6.2. Future Research Directions

Current research on modeling energy transfer is showing positive directions for single hop and multihop energy transfer. There is the need to develop or improve existing simulation tools to support energy transfer.

Single Energy Transmitters. The possibility of single energy transmitters transferring energy to multiple receivers simultaneously with multihop energy transfer with minimum charge and discharge losses is still open for research. Current research proposes using multiple transmitters to simultaneously charge nodes in large networks. But due to problem of signal interference with multiple chargers, there is a limit to the number that could be used in a network. The possibility of using a single energy transmitter that continuously receives energy through energy transfer could be a huge solution if multihop energy transfer is explored.

Extending Recent Simulation and Emulation Tools. Current simulation and emulation tools on the market (both commercial and open source) lack the full capability to test and evaluate new energy harvesting and transfer applications and protocols in WSN. For example, the current simulators and emulators used for modeling WSN applications such as Network Simulator 3 (NS-3) [88], Castalia Simulator [85], EKHO [66], OMNeT++ [86], COOJA [87], and PASES [67] do not reflect the network behavior accurately. Most of these simulators do not include models for energy transfer which makes performance evaluation difficult. Network Simulator three (NS-3) was recently extended to include two energy harvesting models [68]. The first model (i.e., the basic energy harvester) uses a generic random variable to provide energy to the harvester. The second model recharges the energy source with datasets based on real values obtained from solar panel. Development of simulation and emulation environments that support all aspects of energy harvesting and transfer is still an open research and will be a valuable tool to evaluate the proposed energy transfer techniques.

Experimental Demonstration of Multihop Energy Transfer. In WSN, the available energy harvested from the energy source may have practical implementation or simulation of multihop energy transfer that reduces the charge and discharge losses with better transfer efficiencies is still an open research. For charging nodes in an entire network, specialized devices such as mobile chargers or robots have been designed, where shortest path algorithms and optimal paths are developed for easy charging, but these specialized nodes increase the overall cost of energy transfer on test beds. The introduction of specialized nodes for energy harvesting and transfer called energy transmitters also increases the cost of implementation. Sensor nodes due to their usage and places of deployment are expected to be smaller in size; this becomes a challenge when antennas for energy transmission and reception must both be attached to ordinary nodes for receiving and transmitting energy.
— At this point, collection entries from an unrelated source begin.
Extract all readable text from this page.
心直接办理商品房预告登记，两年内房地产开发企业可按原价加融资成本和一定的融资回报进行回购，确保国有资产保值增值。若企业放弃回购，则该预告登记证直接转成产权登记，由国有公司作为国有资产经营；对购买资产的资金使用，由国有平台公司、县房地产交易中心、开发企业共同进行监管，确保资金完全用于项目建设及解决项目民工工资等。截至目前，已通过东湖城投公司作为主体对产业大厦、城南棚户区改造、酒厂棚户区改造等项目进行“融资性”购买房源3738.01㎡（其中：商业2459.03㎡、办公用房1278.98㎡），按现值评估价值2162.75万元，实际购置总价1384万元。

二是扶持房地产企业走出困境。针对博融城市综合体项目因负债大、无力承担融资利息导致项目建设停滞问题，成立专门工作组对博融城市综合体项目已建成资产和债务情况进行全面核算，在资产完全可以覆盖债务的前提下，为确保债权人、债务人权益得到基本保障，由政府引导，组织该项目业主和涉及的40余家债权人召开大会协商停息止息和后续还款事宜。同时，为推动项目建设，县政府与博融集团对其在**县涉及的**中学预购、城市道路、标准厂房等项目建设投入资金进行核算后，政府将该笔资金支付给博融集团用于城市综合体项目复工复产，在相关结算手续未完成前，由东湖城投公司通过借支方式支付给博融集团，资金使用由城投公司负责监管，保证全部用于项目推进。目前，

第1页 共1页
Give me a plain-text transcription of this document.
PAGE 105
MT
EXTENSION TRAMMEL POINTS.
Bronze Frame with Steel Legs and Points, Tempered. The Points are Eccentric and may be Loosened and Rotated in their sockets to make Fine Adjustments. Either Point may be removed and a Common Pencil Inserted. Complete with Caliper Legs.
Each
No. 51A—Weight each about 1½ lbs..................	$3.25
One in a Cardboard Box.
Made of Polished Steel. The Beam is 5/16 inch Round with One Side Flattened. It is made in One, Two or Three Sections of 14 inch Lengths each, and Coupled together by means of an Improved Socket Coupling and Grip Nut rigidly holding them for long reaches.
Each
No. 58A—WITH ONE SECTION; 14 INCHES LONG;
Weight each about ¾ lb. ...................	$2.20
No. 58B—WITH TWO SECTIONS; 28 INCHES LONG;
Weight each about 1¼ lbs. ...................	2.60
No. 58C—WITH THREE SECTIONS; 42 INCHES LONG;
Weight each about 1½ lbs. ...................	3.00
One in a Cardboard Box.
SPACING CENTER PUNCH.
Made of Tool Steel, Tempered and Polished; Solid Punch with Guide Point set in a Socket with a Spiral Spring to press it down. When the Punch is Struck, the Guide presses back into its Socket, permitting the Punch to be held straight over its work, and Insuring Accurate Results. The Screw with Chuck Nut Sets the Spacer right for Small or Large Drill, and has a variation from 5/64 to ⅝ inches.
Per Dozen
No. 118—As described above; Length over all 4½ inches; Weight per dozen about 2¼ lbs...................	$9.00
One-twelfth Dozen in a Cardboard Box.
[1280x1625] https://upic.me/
The need to design special nodes that could have contained both transmitter and receiver antennas on small sized nodes will enable the efficient implementation of energy transfer. There is also the need to develop optimal energy routing protocols to support multihop energy transfer that have the MAC and link layer support.

7. Conclusions

The role wireless sensor networks play in monitoring human activities in the last decade cannot be underestimated. Over the years, the introduction of energy management schemes that seek to prolong the lifetime of the sensor node and the overall network has been proposed, but the amount of energy required by the sensors to be operational all the time remains a challenge. In this paper, we have provided the trio energy management scheme that when fully implemented will keep the network alive forever. We first discussed the broad categorization of energy harvesting technologies and techniques and followed the discussion with the current energy transfer techniques and finally the approaches for conserving energy. Although there is an extensive work on each of these management schemes, there are still several other challenges that need to be addressed by the research community for effective implementation of the trio schemes.

Conflicts of Interest

The authors declare there are no conflicts of interest regarding this paper publication.